Public response has been "excellent," according to local American Red Cross officials. But, they added, there still is less than a one-day supply of blood at the Red Cross, which distributes blood to 60 area hospitals. The problem is that hospital blood banks have used the new donations simply to restock their empty shelves.

"There's great pent-up demand for blood," said Dr. Paul McCurdy, director of blood services for the Red Cross.

"Hospitals which normally have a one- to two-week supply had been down to a one-day supply themselves."

After the national plea was issued last week, the District Red Cross collected just under 5,000 units of blood, making it the best week the agency has had since 1975.

"We're now meeting all the elective surgery and support needs," said McCurdy. "But we need two solid weeks of donations of 900 units a day to be out of the woods."

In the last month, donations were under 500 units a day in the District. According to a survey performed for the National Association of Blood Banks, unfounded fears that giving blood is connected to acquired immune deficiency syndrome resulted in a decline in donations across the country.

To help meet the national shortage, the director of the Office of Personnel Management recently asked all federal employes to give blood.

Constance Horner, director of OPM, called the directors of the government's 10 regional offices and asked them to encourage federal workers to give blood.

"Things are looking better across the country," said Gilbert Clark, director of the American Association of Blood Banks. "With 3 million federal employes in action, our members are getting a lot of calls."

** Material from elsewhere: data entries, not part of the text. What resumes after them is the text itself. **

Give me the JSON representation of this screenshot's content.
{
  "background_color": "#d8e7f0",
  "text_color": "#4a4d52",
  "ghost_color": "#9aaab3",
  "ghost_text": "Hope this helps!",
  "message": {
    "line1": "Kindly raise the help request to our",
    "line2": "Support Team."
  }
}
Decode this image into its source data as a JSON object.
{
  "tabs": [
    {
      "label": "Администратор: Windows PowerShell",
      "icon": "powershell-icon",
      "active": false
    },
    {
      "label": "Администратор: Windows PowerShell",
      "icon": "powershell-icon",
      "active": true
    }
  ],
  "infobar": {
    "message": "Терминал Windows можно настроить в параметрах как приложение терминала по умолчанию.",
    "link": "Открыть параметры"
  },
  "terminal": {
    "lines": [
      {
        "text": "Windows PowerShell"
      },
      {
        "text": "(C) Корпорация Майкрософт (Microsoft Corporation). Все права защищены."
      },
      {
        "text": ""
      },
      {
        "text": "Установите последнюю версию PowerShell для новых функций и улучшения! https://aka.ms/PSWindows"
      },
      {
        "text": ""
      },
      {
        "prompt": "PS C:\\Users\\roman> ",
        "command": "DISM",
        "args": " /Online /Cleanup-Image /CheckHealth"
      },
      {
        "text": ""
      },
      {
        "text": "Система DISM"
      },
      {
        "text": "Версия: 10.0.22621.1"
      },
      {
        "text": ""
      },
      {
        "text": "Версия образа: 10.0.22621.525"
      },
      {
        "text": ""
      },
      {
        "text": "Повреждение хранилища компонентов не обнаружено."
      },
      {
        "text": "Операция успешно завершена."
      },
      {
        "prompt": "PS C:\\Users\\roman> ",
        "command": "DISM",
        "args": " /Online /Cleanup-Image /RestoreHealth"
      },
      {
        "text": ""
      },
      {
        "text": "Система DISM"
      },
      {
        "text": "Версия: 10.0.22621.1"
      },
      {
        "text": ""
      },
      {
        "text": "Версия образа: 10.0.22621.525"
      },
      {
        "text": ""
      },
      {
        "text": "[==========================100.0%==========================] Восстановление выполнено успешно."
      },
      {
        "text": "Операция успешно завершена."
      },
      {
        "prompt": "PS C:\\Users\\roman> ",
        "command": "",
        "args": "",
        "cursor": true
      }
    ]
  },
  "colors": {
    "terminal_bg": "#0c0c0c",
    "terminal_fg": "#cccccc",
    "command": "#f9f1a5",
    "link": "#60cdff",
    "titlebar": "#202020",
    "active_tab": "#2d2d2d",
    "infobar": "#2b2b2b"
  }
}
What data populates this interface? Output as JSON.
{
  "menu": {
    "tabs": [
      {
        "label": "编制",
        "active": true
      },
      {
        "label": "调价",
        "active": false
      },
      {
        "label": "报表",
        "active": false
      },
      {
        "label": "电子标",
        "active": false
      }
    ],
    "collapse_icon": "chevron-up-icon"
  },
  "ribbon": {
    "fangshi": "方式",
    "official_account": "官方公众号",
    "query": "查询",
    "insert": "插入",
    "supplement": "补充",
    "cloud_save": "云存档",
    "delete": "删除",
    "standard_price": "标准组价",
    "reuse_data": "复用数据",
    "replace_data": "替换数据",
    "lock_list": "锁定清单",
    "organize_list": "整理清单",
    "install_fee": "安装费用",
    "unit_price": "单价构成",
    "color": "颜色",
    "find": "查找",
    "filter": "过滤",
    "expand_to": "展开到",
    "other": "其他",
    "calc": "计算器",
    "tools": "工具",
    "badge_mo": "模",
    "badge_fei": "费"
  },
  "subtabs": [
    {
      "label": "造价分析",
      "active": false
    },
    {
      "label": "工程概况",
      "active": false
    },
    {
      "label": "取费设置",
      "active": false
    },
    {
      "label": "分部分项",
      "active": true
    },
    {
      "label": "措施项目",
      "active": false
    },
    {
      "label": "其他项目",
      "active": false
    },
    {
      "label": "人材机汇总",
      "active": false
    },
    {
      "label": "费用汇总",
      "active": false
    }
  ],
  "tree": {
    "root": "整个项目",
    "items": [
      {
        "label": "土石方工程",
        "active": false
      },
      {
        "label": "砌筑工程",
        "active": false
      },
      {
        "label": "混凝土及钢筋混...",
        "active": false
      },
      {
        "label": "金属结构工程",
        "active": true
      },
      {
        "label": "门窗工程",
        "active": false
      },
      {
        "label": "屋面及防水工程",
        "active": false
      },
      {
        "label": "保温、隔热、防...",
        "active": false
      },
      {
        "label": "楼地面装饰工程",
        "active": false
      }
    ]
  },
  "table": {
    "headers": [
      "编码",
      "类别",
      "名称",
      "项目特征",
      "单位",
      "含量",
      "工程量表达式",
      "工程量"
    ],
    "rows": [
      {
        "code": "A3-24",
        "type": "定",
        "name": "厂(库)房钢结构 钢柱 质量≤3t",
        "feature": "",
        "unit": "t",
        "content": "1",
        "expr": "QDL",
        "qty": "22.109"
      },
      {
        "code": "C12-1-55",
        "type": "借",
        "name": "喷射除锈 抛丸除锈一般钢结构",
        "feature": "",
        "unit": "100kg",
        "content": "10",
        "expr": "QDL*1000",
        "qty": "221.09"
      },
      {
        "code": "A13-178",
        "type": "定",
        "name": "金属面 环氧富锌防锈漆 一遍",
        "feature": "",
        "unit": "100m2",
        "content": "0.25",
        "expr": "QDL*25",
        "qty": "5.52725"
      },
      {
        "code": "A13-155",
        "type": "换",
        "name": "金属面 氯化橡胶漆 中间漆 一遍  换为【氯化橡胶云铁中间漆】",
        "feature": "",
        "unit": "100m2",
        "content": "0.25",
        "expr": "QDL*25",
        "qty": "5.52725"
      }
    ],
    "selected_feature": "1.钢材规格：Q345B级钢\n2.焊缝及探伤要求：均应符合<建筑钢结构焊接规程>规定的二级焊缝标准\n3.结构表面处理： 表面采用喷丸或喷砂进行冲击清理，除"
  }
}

Federal employes currently donate between 30 and 40 percent of the blood collected by the Red Cross in the District and 25 percent of the blood collected in the region, according to McCurdy.

In an attempt to boost donations, the local office of the Red Cross at 2025 E St. NW plans to keep its walk-in center open this Saturday from 9 a.m. to 2 p.m.

"We're hoping that, as a tribute to Martin Luther King, people may donate blood," McCurdy said of the center, which is named for Charles R. Drew, a black surgeon who pioneered several techniques for storing and reusing blood.